The Indianapolis Colts look like the class of the division. They added wide-out Qadry Ismail to Peyton Manning's passing game, and they replaced Burris with Chicago cornerback Walt Harris. But the Colts took a big hit in the offensive line when they lost guard Steve McKinney to the Texans.

Houston outbid several teams for linebacker Kailee Wong.

AFC West

This division has two new coaches (Bill Callahan in Oakland and Marty Schottenheimer in San Diego) and its share of suspect signings. The Denver Broncos gave Ravens reserve defensive tackle Lional Dalton a seven-year, $22 million contract despite the fact that he rarely makes plays. Schottenheimer took two players from his old team, the Washington Redskins, in center Cory Raymer and tight end Stephen Alexander.

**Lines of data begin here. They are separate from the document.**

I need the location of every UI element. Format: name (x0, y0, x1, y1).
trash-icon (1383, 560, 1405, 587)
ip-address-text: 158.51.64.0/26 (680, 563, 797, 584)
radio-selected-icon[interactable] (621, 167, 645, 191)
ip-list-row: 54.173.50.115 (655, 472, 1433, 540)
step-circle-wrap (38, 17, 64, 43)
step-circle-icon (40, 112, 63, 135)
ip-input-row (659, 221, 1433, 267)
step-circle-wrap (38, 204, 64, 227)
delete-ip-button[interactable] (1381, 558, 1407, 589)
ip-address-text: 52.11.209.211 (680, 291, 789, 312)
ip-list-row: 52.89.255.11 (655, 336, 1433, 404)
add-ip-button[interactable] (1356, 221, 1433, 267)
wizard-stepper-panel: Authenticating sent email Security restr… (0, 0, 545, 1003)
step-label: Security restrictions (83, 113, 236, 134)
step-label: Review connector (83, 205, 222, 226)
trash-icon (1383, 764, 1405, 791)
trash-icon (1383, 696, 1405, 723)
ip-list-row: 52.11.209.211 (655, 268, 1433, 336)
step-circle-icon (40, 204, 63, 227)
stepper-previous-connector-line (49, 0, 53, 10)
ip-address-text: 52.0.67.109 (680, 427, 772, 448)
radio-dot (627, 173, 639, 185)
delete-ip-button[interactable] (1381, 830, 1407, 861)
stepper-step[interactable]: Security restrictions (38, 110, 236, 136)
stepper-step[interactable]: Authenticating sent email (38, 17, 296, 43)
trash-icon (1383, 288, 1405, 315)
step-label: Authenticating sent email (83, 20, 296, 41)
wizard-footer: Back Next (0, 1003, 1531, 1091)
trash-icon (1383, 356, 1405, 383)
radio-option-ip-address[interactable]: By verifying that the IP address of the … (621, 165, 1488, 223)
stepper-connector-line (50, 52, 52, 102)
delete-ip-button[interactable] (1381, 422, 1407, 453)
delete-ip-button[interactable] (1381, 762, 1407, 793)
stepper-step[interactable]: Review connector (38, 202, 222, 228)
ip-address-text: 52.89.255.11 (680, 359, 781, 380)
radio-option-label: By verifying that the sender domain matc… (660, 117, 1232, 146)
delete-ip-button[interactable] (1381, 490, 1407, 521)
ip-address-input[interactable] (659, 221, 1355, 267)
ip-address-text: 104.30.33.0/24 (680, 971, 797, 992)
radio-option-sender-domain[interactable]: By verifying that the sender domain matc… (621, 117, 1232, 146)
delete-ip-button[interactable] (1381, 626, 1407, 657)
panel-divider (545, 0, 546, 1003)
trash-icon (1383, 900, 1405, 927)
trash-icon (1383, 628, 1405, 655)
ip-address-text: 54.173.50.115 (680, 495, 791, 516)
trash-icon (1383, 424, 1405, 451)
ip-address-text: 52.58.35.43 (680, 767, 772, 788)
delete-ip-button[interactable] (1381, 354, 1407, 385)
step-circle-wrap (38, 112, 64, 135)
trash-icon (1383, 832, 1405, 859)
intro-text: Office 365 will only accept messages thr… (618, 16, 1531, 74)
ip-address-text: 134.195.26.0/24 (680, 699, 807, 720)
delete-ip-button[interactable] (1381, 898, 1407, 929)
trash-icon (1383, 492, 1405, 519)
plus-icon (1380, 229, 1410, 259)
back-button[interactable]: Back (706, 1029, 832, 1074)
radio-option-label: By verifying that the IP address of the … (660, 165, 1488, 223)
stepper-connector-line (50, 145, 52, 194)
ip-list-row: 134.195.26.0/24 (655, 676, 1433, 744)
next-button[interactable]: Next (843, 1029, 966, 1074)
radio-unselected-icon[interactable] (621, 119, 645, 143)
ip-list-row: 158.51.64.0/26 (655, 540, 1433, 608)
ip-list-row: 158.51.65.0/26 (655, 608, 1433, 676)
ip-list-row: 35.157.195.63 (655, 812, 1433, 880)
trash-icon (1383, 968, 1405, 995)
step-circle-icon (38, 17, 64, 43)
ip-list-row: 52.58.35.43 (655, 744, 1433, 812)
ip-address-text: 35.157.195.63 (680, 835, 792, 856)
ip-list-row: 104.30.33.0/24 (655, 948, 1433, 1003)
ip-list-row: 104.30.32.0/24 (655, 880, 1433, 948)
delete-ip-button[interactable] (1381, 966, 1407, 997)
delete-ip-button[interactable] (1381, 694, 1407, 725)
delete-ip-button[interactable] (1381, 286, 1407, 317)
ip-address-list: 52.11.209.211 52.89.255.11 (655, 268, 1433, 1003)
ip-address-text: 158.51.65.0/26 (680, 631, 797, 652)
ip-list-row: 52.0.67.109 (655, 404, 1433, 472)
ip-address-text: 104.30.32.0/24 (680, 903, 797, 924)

Oakland improved its run defense with tackle John Parrella and linebacker Bill Romanowski. Kansas City could surprise in the division after signing wide receiver Johnnie Morton and trading for left tackle Willie Roaf.

NFC East

The New York Giants are the only team besides the Ravens not to sign an unrestricted free agent from another team. The Dallas Cowboys gambled a $6 million signing bonus on defensive tackle La'Roi Glover, who is not strong against the run. Between Glover, Allen and safety Darren Woodson, they spent $23 million in signing bonuses.